Now, this infancy is different from the sort that Paul talks about in 1 Corinthians 3. We are called to outgrow our infancy in Christ—to move from taking spiritual milk to taking solid food from the Word (Heb 5:12). Certainly, in this sense, I hope I am not still an infant (perhaps a toddler or early adolescent).
But in another sense, I am an infant and always will be. I am infinitely younger than he is; he is infinitely older than I am. God, of course, transcends time, so this language does not really do full justice to the relationship. But it is at least clear that our human sense of age difference leads us to appreciate the great distance (an unimaginable distance) between our earthly years and God's eternal existence.
We are not nearly as old as we think. We commonly hear people complain about feeling older than they are, but in spiritual terms, I rarely hear people complain about feeling younger than they are. But that is just the point for Christians who understand the greatness of God and smallness of their faith. Spiritually, we are infants in the care of our gracious heavenly Father.
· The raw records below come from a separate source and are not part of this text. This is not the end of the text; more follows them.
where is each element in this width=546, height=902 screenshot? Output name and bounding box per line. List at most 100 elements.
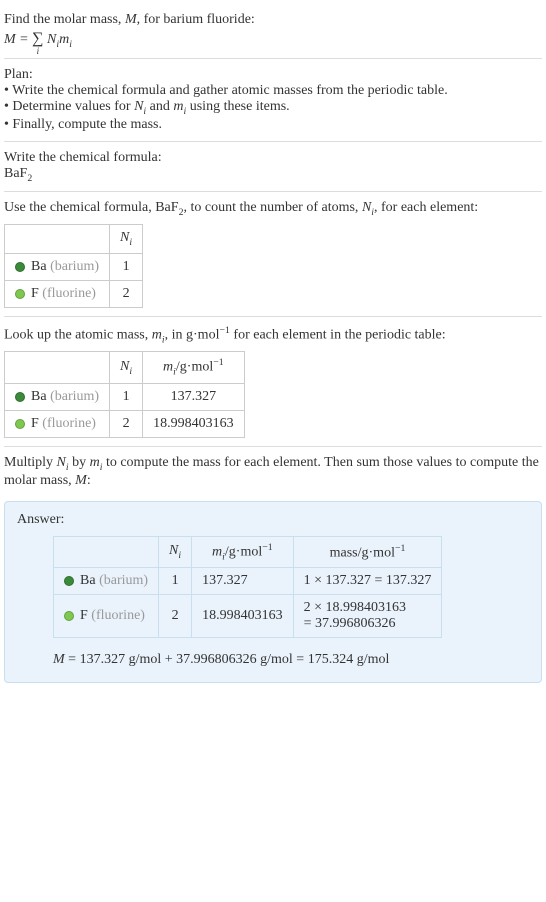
count-table: Ni Ba (barium) 1 F (fluorine) 2 (4, 224, 143, 308)
mh-N: N (120, 359, 129, 374)
mass-t3sup: −1 (219, 325, 229, 336)
formula-N: N (44, 32, 57, 47)
element-cell: Ba (barium) (5, 383, 110, 410)
mult-t1: Multiply (4, 455, 57, 470)
answer-box: Answer: Ni mi/g·mol−1 mass/g·mol−1 Ba (b… (4, 501, 542, 683)
element-dot-icon (15, 262, 25, 272)
element-dot-icon (64, 611, 74, 621)
ah-mass-sup: −1 (395, 543, 405, 554)
chem-formula-section: Write the chemical formula: BaF2 (4, 142, 542, 193)
count-text: Use the chemical formula, BaF2, to count… (4, 200, 542, 218)
mass-b: = 37.996806326 (304, 616, 396, 631)
final-rest: = 137.327 g/mol + 37.996806326 g/mol = 1… (65, 652, 390, 667)
ah-mass: mass/g·mol (330, 545, 395, 560)
intro-line1-b: , for barium fluoride: (137, 12, 255, 27)
mass-t4: for each element in the periodic table: (230, 328, 446, 343)
plan-b2-m: m (173, 99, 183, 114)
ah-N: N (169, 543, 178, 558)
element-cell: F (fluorine) (5, 280, 110, 307)
element-symbol: Ba (31, 389, 47, 404)
mult-t6: M (75, 473, 87, 488)
element-cell: Ba (barium) (54, 568, 159, 595)
header-empty (5, 352, 110, 383)
element-cell: F (fluorine) (5, 410, 110, 437)
plan-bullet-3: • Finally, compute the mass. (4, 117, 542, 133)
element-symbol: Ba (80, 573, 96, 588)
chem-title: Write the chemical formula: (4, 150, 542, 166)
intro-var-M: M (125, 12, 137, 27)
n-value: 2 (110, 410, 143, 437)
formula-eq: = (16, 32, 32, 47)
mh-unit-sup: −1 (213, 357, 223, 368)
count-t5: , for each element: (374, 200, 478, 215)
mh-m: m (163, 360, 173, 375)
table-header-row: Ni mi/g·mol−1 mass/g·mol−1 (54, 536, 442, 567)
element-name: (barium) (50, 389, 99, 404)
plan-bullet-1: • Write the chemical formula and gather … (4, 83, 542, 99)
count-section: Use the chemical formula, BaF2, to count… (4, 192, 542, 317)
element-symbol: F (80, 608, 88, 623)
mh-Ni: i (129, 366, 132, 377)
plan-b2-c: using these items. (186, 99, 289, 114)
answer-inner: Ni mi/g·mol−1 mass/g·mol−1 Ba (barium) 1… (17, 536, 529, 668)
count-value: 2 (110, 280, 143, 307)
h-Ni: i (129, 237, 132, 248)
plan-section: Plan: • Write the chemical formula and g… (4, 59, 542, 142)
element-name: (barium) (50, 259, 99, 274)
header-Ni: Ni (110, 352, 143, 383)
count-t1: Use the chemical formula, (4, 200, 155, 215)
answer-label: Answer: (17, 512, 529, 528)
mass-t1: Look up the atomic mass, (4, 328, 152, 343)
element-symbol: Ba (31, 259, 47, 274)
m-value: 137.327 (143, 383, 245, 410)
plan-title: Plan: (4, 67, 542, 83)
formula-idx: i (37, 46, 40, 56)
m-value: 18.998403163 (143, 410, 245, 437)
mh-unit: /g·mol (176, 360, 213, 375)
mass-value: 1 × 137.327 = 137.327 (293, 568, 442, 595)
plan-b2-a: • Determine values for (4, 99, 134, 114)
element-dot-icon (15, 419, 25, 429)
n-value: 1 (110, 383, 143, 410)
formula-sum: ∑ (32, 30, 43, 47)
element-symbol: F (31, 286, 39, 301)
element-name: (fluorine) (91, 608, 145, 623)
header-Ni: Ni (159, 536, 192, 567)
header-mass: mass/g·mol−1 (293, 536, 442, 567)
intro-section: Find the molar mass, M, for barium fluor… (4, 4, 542, 59)
multiply-text: Multiply Ni by mi to compute the mass fo… (4, 455, 542, 489)
table-row: Ba (barium) 1 137.327 1 × 137.327 = 137.… (54, 568, 442, 595)
element-dot-icon (15, 392, 25, 402)
m-value: 137.327 (192, 568, 294, 595)
formula-lhs: M (4, 32, 16, 47)
formula-m: m (59, 32, 69, 47)
header-Ni: Ni (110, 225, 143, 254)
table-header-row: Ni (5, 225, 143, 254)
final-equation: M = 137.327 g/mol + 37.996806326 g/mol =… (53, 652, 529, 668)
chem-formula-sub: 2 (27, 172, 32, 183)
table-row: F (fluorine) 2 (5, 280, 143, 307)
table-row: Ba (barium) 1 (5, 253, 143, 280)
ah-Ni: i (178, 550, 181, 561)
element-name: (fluorine) (42, 416, 96, 431)
mass-section: Look up the atomic mass, mi, in g·mol−1 … (4, 317, 542, 447)
header-mi: mi/g·mol−1 (143, 352, 245, 383)
table-row: F (fluorine) 2 18.998403163 2 × 18.99840… (54, 595, 442, 638)
count-value: 1 (110, 253, 143, 280)
molar-mass-formula: M = ∑i Nimi (4, 30, 542, 50)
m-value: 18.998403163 (192, 595, 294, 638)
intro-text: Find the molar mass, M, for barium fluor… (4, 12, 542, 28)
n-value: 2 (159, 595, 192, 638)
header-empty (5, 225, 110, 254)
mass-t2: m (152, 328, 162, 343)
plan-b2-b: and (146, 99, 173, 114)
table-row: Ba (barium) 1 137.327 (5, 383, 245, 410)
header-mi: mi/g·mol−1 (192, 536, 294, 567)
mult-t2: N (57, 455, 66, 470)
count-t4: N (362, 200, 371, 215)
header-empty (54, 536, 159, 567)
formula-mi: i (69, 39, 72, 50)
mult-t7: : (87, 473, 91, 488)
n-value: 1 (159, 568, 192, 595)
ah-munit-sup: −1 (262, 542, 272, 553)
In this sense, the language of the Old Testament that refers to Israel as a firstborn son (Exod 4:22; cf. Jer 31:19) seems especially appropriate. Such language has multiple layers of meaning. One of those layers, which I believe we can affirm theologically given other passages of Scripture that refer to us as “children” (Hos 1:10; 4:1; Joel 2:23; Mark 10:24; John 1:12; Rom 8:16; Eph 5:1; Phil 2:15; 1 John 3:1–2, 10; 4:4), regards our profound infancy in the presence of a timeless God.
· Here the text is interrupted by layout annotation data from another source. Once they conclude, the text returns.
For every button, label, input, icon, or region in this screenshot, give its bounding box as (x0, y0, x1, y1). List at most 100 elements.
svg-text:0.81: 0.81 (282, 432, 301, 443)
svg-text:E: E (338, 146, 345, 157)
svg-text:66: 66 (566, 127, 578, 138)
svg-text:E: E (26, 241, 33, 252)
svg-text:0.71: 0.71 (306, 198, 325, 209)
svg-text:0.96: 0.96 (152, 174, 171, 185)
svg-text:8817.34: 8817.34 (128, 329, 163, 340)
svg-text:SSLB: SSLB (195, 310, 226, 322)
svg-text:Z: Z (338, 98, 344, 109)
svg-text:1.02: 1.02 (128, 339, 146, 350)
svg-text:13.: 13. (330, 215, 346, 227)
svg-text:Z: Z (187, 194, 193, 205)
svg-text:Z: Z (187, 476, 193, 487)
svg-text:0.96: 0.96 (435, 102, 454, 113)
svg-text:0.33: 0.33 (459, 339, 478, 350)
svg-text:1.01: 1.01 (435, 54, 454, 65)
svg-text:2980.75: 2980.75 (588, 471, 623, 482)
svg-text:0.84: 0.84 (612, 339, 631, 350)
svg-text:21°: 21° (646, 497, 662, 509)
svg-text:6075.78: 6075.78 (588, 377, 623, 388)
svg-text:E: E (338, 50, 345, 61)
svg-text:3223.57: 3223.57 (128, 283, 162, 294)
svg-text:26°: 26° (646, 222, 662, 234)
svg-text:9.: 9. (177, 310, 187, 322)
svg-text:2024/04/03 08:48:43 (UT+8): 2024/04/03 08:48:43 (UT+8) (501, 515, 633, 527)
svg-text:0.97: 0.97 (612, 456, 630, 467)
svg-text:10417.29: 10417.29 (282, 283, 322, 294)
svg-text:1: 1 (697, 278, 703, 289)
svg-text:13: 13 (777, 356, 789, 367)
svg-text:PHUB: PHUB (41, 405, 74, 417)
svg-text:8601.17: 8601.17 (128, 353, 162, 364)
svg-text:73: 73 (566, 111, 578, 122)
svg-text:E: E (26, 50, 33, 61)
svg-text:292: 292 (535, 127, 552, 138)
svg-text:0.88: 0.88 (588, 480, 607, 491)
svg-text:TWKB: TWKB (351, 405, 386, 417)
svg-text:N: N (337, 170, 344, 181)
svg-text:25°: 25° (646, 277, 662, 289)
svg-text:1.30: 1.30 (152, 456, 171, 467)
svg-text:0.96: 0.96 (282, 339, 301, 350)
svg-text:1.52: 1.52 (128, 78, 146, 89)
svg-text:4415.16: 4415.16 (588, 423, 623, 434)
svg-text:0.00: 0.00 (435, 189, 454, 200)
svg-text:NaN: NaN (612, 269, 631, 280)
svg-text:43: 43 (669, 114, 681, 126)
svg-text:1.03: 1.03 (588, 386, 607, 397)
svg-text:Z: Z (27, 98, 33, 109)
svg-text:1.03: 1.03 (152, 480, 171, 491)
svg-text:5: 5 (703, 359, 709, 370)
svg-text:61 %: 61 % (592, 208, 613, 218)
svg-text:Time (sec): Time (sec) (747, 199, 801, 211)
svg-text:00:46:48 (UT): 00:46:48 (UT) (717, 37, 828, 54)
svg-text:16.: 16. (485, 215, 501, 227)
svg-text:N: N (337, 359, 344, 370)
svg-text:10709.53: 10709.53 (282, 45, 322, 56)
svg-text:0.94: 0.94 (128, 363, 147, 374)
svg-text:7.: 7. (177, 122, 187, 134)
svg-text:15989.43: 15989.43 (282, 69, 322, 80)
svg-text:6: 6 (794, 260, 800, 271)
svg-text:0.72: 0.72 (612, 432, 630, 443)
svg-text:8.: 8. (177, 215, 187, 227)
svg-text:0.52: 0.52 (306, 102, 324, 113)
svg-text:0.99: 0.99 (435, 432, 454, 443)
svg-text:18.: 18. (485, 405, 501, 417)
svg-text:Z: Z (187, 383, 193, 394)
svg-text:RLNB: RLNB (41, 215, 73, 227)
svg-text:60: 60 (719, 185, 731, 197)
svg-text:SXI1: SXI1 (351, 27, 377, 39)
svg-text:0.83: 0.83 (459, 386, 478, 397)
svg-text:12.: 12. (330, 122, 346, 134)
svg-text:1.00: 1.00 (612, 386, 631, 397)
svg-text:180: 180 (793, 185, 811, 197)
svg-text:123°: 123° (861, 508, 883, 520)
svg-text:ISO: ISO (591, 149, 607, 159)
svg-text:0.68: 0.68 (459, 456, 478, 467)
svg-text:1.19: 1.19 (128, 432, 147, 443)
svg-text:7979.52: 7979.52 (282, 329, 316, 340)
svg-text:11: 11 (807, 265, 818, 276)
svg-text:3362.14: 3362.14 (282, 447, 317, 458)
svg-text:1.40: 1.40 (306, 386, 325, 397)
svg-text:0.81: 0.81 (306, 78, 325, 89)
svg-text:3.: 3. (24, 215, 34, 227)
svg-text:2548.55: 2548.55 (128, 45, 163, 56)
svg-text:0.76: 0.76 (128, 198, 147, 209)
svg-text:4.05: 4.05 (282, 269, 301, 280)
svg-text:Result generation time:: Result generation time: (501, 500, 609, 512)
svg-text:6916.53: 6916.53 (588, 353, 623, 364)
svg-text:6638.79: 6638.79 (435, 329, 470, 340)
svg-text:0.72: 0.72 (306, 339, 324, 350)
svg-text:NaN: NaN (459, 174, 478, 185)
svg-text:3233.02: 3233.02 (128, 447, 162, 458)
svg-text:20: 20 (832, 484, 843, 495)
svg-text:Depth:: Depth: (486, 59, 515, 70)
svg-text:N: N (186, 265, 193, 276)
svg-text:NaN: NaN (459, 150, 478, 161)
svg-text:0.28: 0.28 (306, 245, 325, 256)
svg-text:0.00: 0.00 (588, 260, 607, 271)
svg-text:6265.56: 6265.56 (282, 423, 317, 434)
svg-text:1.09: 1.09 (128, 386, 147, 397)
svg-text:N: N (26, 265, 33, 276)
This has a few implications for our day-to-day faith. First of all, it speaks to our fragility. Infants are incredibly fragile. As a new father, I was scared when I learned about the soft spot at the top of my firstborn's head, where the pieces of his skull had not yet fused together. I was terrified that something would puncture him, or that he would be bumped or stepped on before his bone structure grew firmer. Such delicacy! Analogously, think of what this means for our spiritual nature as infants before the almighty God. A wicked thought or word is enough to puncture the soul and bring untold damage. The spiritual world in which we live is hostile towards God's adopted children. There are threats everywhere. Parents usually make guests use sanitizer or wash their hands before they handle their precious little human. I wish there was a way to do that for the human soul.
But, of course, there is. God prescribes that we wash ourselves daily with the Word (Eph 5:26). He calls us to do this, but God in the person of the Spirit is really responsible for it. God the Father washes us with his Word (a derivative of the Son, who is the eternal Word) in the power of his Spirit. Our souls are kept clean in a filthy world by hearing a holy word.
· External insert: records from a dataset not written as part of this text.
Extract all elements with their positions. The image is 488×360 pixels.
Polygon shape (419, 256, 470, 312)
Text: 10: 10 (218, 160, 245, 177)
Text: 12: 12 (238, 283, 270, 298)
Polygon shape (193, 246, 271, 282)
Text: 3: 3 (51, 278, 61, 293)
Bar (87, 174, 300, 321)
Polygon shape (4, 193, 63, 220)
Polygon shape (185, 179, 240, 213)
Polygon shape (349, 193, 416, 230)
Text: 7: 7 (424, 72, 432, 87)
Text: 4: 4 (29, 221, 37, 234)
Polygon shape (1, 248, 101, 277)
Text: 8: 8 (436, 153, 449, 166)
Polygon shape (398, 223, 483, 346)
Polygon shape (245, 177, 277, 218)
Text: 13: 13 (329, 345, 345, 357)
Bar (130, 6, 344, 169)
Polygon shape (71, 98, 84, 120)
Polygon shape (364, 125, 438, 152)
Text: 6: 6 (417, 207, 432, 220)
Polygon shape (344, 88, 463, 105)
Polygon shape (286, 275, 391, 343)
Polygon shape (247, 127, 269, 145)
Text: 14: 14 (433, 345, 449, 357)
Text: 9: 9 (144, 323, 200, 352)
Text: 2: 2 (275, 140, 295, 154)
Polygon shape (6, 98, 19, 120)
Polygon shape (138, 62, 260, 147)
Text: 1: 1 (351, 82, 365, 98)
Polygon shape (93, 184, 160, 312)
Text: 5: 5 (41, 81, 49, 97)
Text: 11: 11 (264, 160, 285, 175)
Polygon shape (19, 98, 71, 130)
Second of all, it speaks to God's great care and circumspection. With so many dangers around us, do we ever find a moment in the day to stop and thank God for keeping us alive—spiritually and physically? It takes great care to guard an infant from sharp-edged furniture and debris tangled into carpet fibers, let alone the plethora of germs and the ignorance of other human beings. But God does this to an extent and degree that is simply incomprehensible. He is faithful to his covenantal promises in guarding and keeping you until you are eternally safe from harm. That is just as true when you are a few months old as it is when you are eight or eighty. You are an infant in the care of an all-powerful and eternal God who knows your name.
We should long to be confident in a godly way, and for the right reasons. As we work towards that end, we can be confident in the God providentially cares for our infant souls in His time. The lateness of the world, I am convinced, is the providential exactitude of God our Father. He is always on time, and he always delivers.